Le principe de proportionnalité et le principe de traitement minimal des données[3] doit guider le juge pour effectuer correctement cette pesée des intérêts. S’il est possible de fournir d’autres preuves contenant moins de données personnelles ou si certains noms peuvent être anonymisés et que l’objectif souhaité est atteint, cette option est toujours préférée. Le juge est censé utiliser des moyens moins intrusifs, si possible, tels que :
Soumettre des pièces justificatives alternatives contenant moins de données personnelles ; Anonymiser les personnes impliquées ; Restreindre l’accès du public à certaines données personnelles. Décision
Depuis l’introduction du nouveau droit de la preuve en Belgique le 1er novembre 2020, les parties sont légalement tenues de coopérer pour fournir des preuves. Cela peut entraîner des complications dans les situations où des données personnelles sont demandées. Cependant, le RGPD oblige les juges à faire preuve de retenue à cet égard, ce qui pose la question de savoir si la découverte de la vérité est limitée par le RGPD. Le juge doit gérer cette tension avec précaution et toujours rechercher une solution équilibrée.
Avec cet arrêt, la Cour de justice précise que le RGPD ne peut être ignoré, même dans le cadre d’une procédure civile.

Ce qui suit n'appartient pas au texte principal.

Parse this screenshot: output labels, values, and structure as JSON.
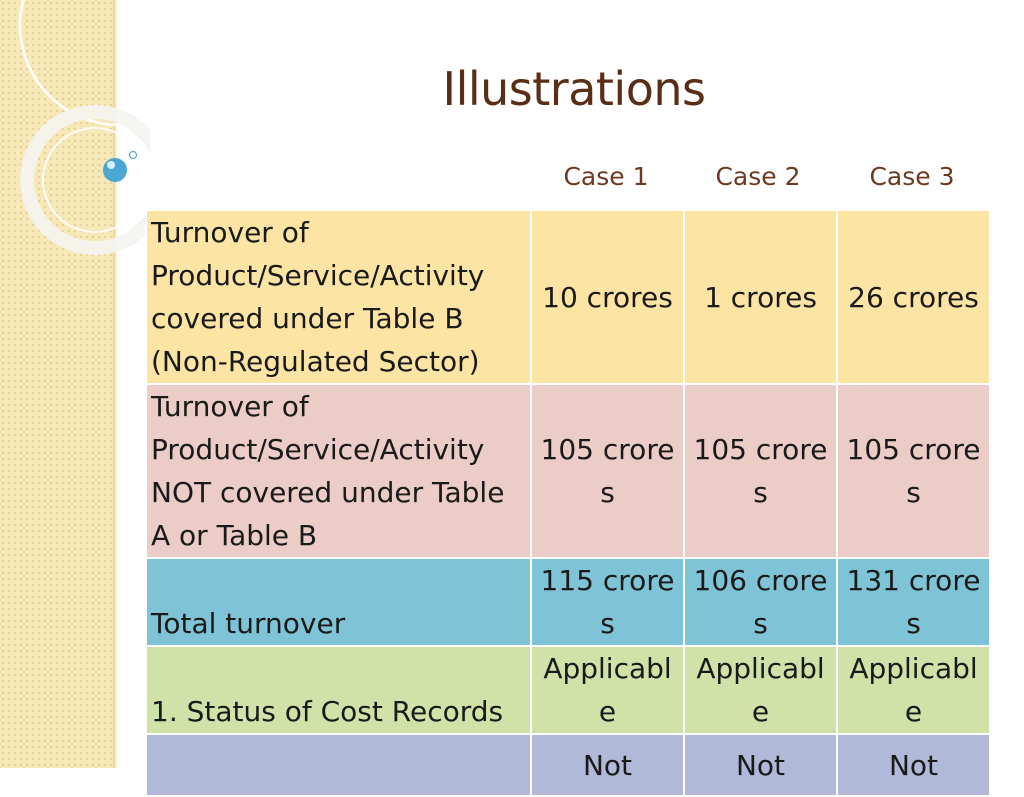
{
  "slide": {
    "title": "Illustrations"
  },
  "table": {
    "case_headers": [
      "Case 1",
      "Case 2",
      "Case 3"
    ],
    "rows": [
      {
        "label": "Turnover of Product/Service/Activity covered under Table B (Non-Regulated Sector)",
        "values": [
          "10 crores",
          "1 crores",
          "26 crores"
        ],
        "color": "#fce4a4"
      },
      {
        "label": "Turnover of Product/Service/Activity NOT covered under Table A or Table B",
        "values": [
          "105 crores",
          "105 crores",
          "105 crores"
        ],
        "color": "#ecccc6"
      },
      {
        "label": "Total turnover",
        "values": [
          "115 crores",
          "106 crores",
          "131 crores"
        ],
        "color": "#7fc3d7"
      },
      {
        "label": "1. Status of Cost Records",
        "values": [
          "Applicable",
          "Applicable",
          "Applicable"
        ],
        "color": "#d0e2a8"
      },
      {
        "label": "",
        "values": [
          "Not",
          "Not",
          "Not"
        ],
        "color": "#b0b9d8"
      }
    ]
  },
  "theme": {
    "title_color": "#5a2d17",
    "side_strip_color": "#f7e8b8"
  }
}
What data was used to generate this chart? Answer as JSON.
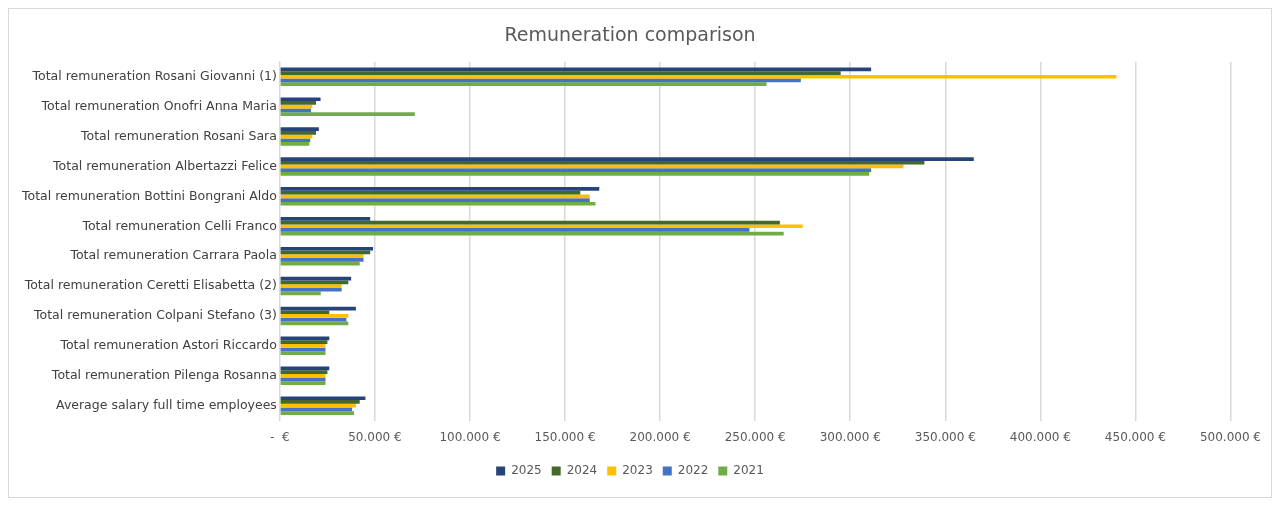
{
  "chart_data": {
    "type": "bar",
    "orientation": "horizontal",
    "title": "Remuneration comparison",
    "categories": [
      "Total remuneration Rosani Giovanni (1)",
      "Total remuneration Onofri Anna Maria",
      "Total remuneration Rosani Sara",
      "Total remuneration Albertazzi Felice",
      "Total remuneration Bottini Bongrani Aldo",
      "Total remuneration Celli Franco",
      "Total remuneration Carrara Paola",
      "Total remuneration Ceretti Elisabetta (2)",
      "Total remuneration Colpani Stefano (3)",
      "Total remuneration Astori Riccardo",
      "Total remuneration Pilenga Rosanna",
      "Average salary full time employees"
    ],
    "series": [
      {
        "name": "2025",
        "color": "#264478",
        "values": [
          311000,
          21400,
          20500,
          365000,
          168000,
          47500,
          49000,
          37500,
          40000,
          26000,
          26000,
          45000
        ]
      },
      {
        "name": "2024",
        "color": "#43682b",
        "values": [
          295000,
          19000,
          19000,
          339000,
          158000,
          263000,
          47500,
          36000,
          26000,
          25000,
          25000,
          42000
        ]
      },
      {
        "name": "2023",
        "color": "#ffc000",
        "values": [
          440000,
          17000,
          17000,
          328000,
          163000,
          275000,
          44000,
          32500,
          36000,
          24000,
          24000,
          40000
        ]
      },
      {
        "name": "2022",
        "color": "#4472c4",
        "values": [
          274000,
          16400,
          16000,
          311000,
          163000,
          247000,
          44000,
          32500,
          35000,
          24000,
          24000,
          38000
        ]
      },
      {
        "name": "2021",
        "color": "#70ad47",
        "values": [
          256000,
          71000,
          15500,
          310000,
          166000,
          265000,
          42000,
          21500,
          36000,
          24000,
          24000,
          39000
        ]
      }
    ],
    "xlim": [
      0,
      500000
    ],
    "xticks": [
      {
        "value": 0,
        "label": "-  €"
      },
      {
        "value": 50000,
        "label": "50.000 €"
      },
      {
        "value": 100000,
        "label": "100.000 €"
      },
      {
        "value": 150000,
        "label": "150.000 €"
      },
      {
        "value": 200000,
        "label": "200.000 €"
      },
      {
        "value": 250000,
        "label": "250.000 €"
      },
      {
        "value": 300000,
        "label": "300.000 €"
      },
      {
        "value": 350000,
        "label": "350.000 €"
      },
      {
        "value": 400000,
        "label": "400.000 €"
      },
      {
        "value": 450000,
        "label": "450.000 €"
      },
      {
        "value": 500000,
        "label": "500.000 €"
      }
    ],
    "grid": "x",
    "legend": "bottom"
  }
}
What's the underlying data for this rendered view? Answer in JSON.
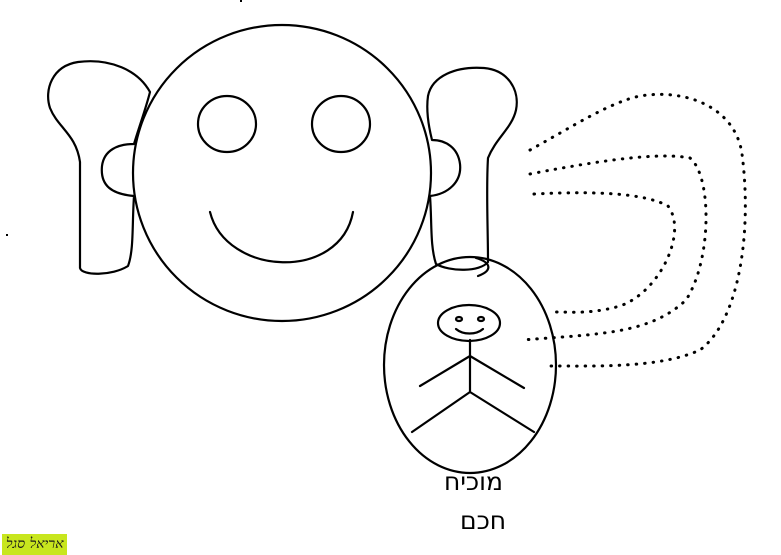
{
  "caption": {
    "line1": "מוכיח",
    "line2": "חכם"
  },
  "signature": "אריאל סגל",
  "colors": {
    "stroke": "#000000",
    "background": "#ffffff",
    "signature_bg": "#c8e61e"
  }
}
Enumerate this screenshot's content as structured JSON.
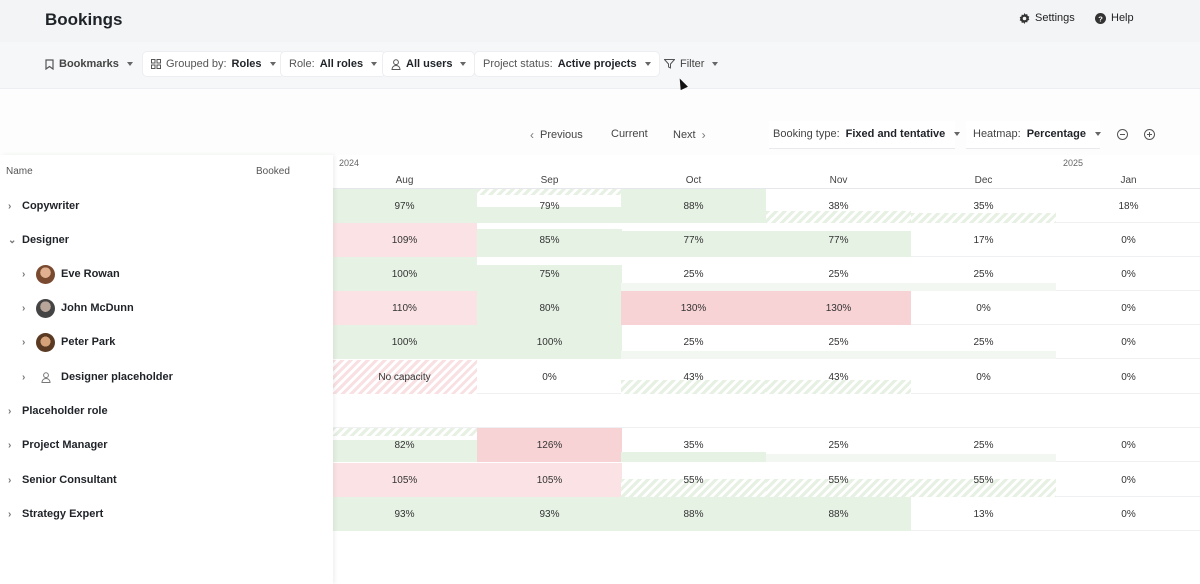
{
  "header": {
    "title": "Bookings",
    "settings_label": "Settings",
    "help_label": "Help"
  },
  "filters": {
    "bookmarks": "Bookmarks",
    "grouped_prefix": "Grouped by:",
    "grouped_value": "Roles",
    "role_prefix": "Role:",
    "role_value": "All roles",
    "users_value": "All users",
    "status_prefix": "Project status:",
    "status_value": "Active projects",
    "filter_label": "Filter"
  },
  "toolbar": {
    "previous": "Previous",
    "current": "Current",
    "next": "Next",
    "booking_type_prefix": "Booking type:",
    "booking_type_value": "Fixed and tentative",
    "heatmap_prefix": "Heatmap:",
    "heatmap_value": "Percentage"
  },
  "columns": {
    "name": "Name",
    "booked": "Booked"
  },
  "years": [
    "2024",
    "2025"
  ],
  "months": [
    "Aug",
    "Sep",
    "Oct",
    "Nov",
    "Dec",
    "Jan"
  ],
  "rows": [
    {
      "label": "Copywriter",
      "cells": [
        "97%",
        "79%",
        "88%",
        "38%",
        "35%",
        "18%"
      ]
    },
    {
      "label": "Designer",
      "cells": [
        "109%",
        "85%",
        "77%",
        "77%",
        "17%",
        "0%"
      ]
    },
    {
      "label": "Eve Rowan",
      "cells": [
        "100%",
        "75%",
        "25%",
        "25%",
        "25%",
        "0%"
      ]
    },
    {
      "label": "John McDunn",
      "cells": [
        "110%",
        "80%",
        "130%",
        "130%",
        "0%",
        "0%"
      ]
    },
    {
      "label": "Peter Park",
      "cells": [
        "100%",
        "100%",
        "25%",
        "25%",
        "25%",
        "0%"
      ]
    },
    {
      "label": "Designer placeholder",
      "cells": [
        "No capacity",
        "0%",
        "43%",
        "43%",
        "0%",
        "0%"
      ]
    },
    {
      "label": "Placeholder role",
      "cells": [
        "",
        "",
        "",
        "",
        "",
        ""
      ]
    },
    {
      "label": "Project Manager",
      "cells": [
        "82%",
        "126%",
        "35%",
        "25%",
        "25%",
        "0%"
      ]
    },
    {
      "label": "Senior Consultant",
      "cells": [
        "105%",
        "105%",
        "55%",
        "55%",
        "55%",
        "0%"
      ]
    },
    {
      "label": "Strategy Expert",
      "cells": [
        "93%",
        "93%",
        "88%",
        "88%",
        "13%",
        "0%"
      ]
    }
  ],
  "icons": {
    "bookmark": "bookmark-icon",
    "group": "group-icon",
    "user": "user-icon",
    "filter": "filter-icon",
    "settings": "gear-icon",
    "help": "help-icon",
    "zoom_out": "zoom-out-icon",
    "zoom_in": "zoom-in-icon"
  },
  "colors": {
    "over": "#f8d3d5",
    "booked": "#e6f2e4",
    "tentative_over": "#fbe3e5"
  }
}
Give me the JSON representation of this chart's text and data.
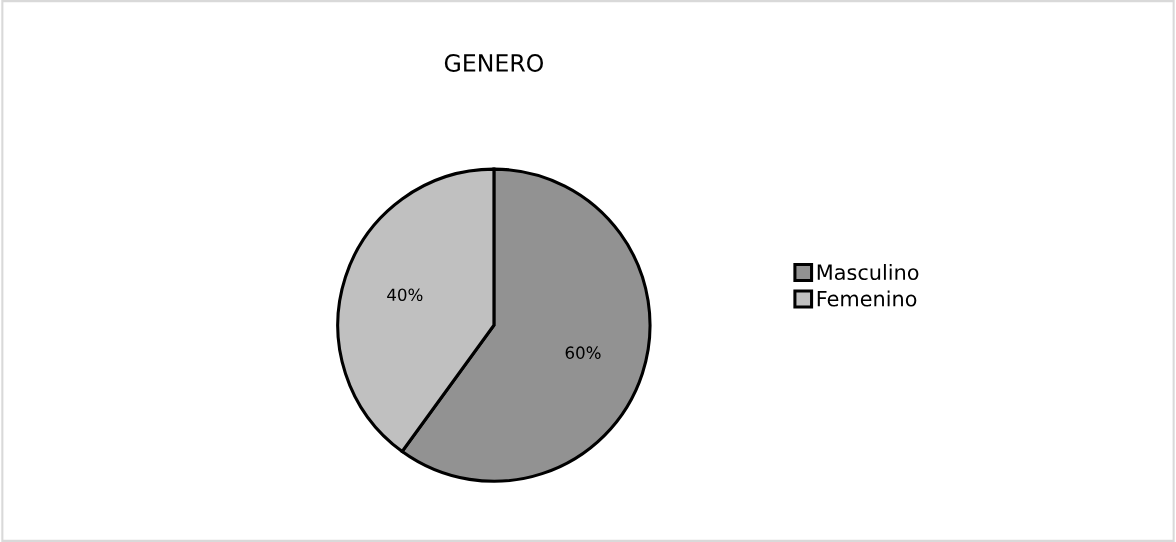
{
  "chart_data": {
    "type": "pie",
    "title": "GENERO",
    "categories": [
      "Masculino",
      "Femenino"
    ],
    "values": [
      60,
      40
    ],
    "colors": [
      "#929292",
      "#c0c0c0"
    ],
    "value_labels": [
      "60%",
      "40%"
    ],
    "legend": "right"
  }
}
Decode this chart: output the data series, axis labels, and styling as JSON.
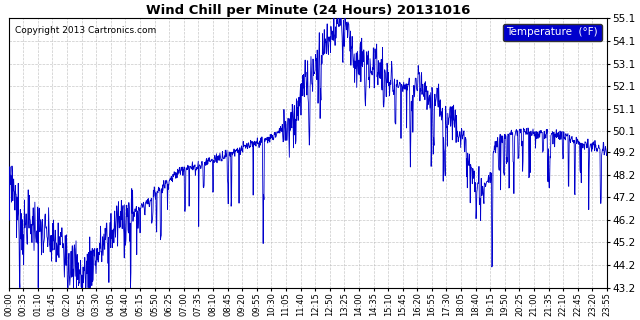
{
  "title": "Wind Chill per Minute (24 Hours) 20131016",
  "copyright": "Copyright 2013 Cartronics.com",
  "legend_label": "Temperature  (°F)",
  "line_color": "#0000CC",
  "background_color": "#ffffff",
  "grid_color": "#bbbbbb",
  "ylim": [
    43.2,
    55.1
  ],
  "yticks": [
    43.2,
    44.2,
    45.2,
    46.2,
    47.2,
    48.2,
    49.2,
    50.1,
    51.1,
    52.1,
    53.1,
    54.1,
    55.1
  ],
  "xtick_labels": [
    "00:00",
    "00:35",
    "01:10",
    "01:45",
    "02:20",
    "02:55",
    "03:30",
    "04:05",
    "04:40",
    "05:15",
    "05:50",
    "06:25",
    "07:00",
    "07:35",
    "08:10",
    "08:45",
    "09:20",
    "09:55",
    "10:30",
    "11:05",
    "11:40",
    "12:15",
    "12:50",
    "13:25",
    "14:00",
    "14:35",
    "15:10",
    "15:45",
    "16:20",
    "16:55",
    "17:30",
    "18:05",
    "18:40",
    "19:15",
    "19:50",
    "20:25",
    "21:00",
    "21:35",
    "22:10",
    "22:45",
    "23:20",
    "23:55"
  ]
}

Même si le droit à la protection des données personnelles doit être garanti, cela ne doit pas automatiquement conduire à la rétention de preuves contenant des données personnelles. Cela entraverait inutilement la recherche de la vérité. Le juge doit toujours rechercher si des mesures moins drastiques sont possibles, comme des déclarations de témoins, l’anonymisation des données personnelles ou la limitation de l’accès du public à certaines données.
En tant qu’avocats, nous critiquons l’utilisation du RGPD comme argument ou excuse pour cacher des preuves incriminantes. La transparence et la régularité de la procédure exigent que tous les faits pertinents soient pris en compte. Le défaut de preuve ne devrait donc être acceptable que dans des situations exceptionnelles. Notre préférence va à l’ouverture et à la recherche de la vérité, dans le respect de la protection de la vie privée lorsque cela est possible.
Sources juridiques : RÈGLEMENT (UE) 2016/679 DU PARLEMENT EUROPÉEN ET DU CONSEIL du 27 avril 2016 relatif à la protection des personnes physiques à l’égard du traitement des données à caractère personnel et à la libre circulation de ces données et abrogeant la directive 95/46 /CE (Règlement Général sur la Protection des Données) ; 2 mars 2023, C-268/21, ALLEMEERSCH, « Les juges qui ordonnent la production de documents doivent se conformer au RGPD », RW 2022-23, n° 36, 6 mai 2023 ;
[1] CJCE. 2 mars 2023, C-268/21
[2] B. ALLEMEERSCH, « Les juges qui ordonnent la production de documents doivent se conformer au RGPD », RW 2022-23, n° 36, 6 mai 2023.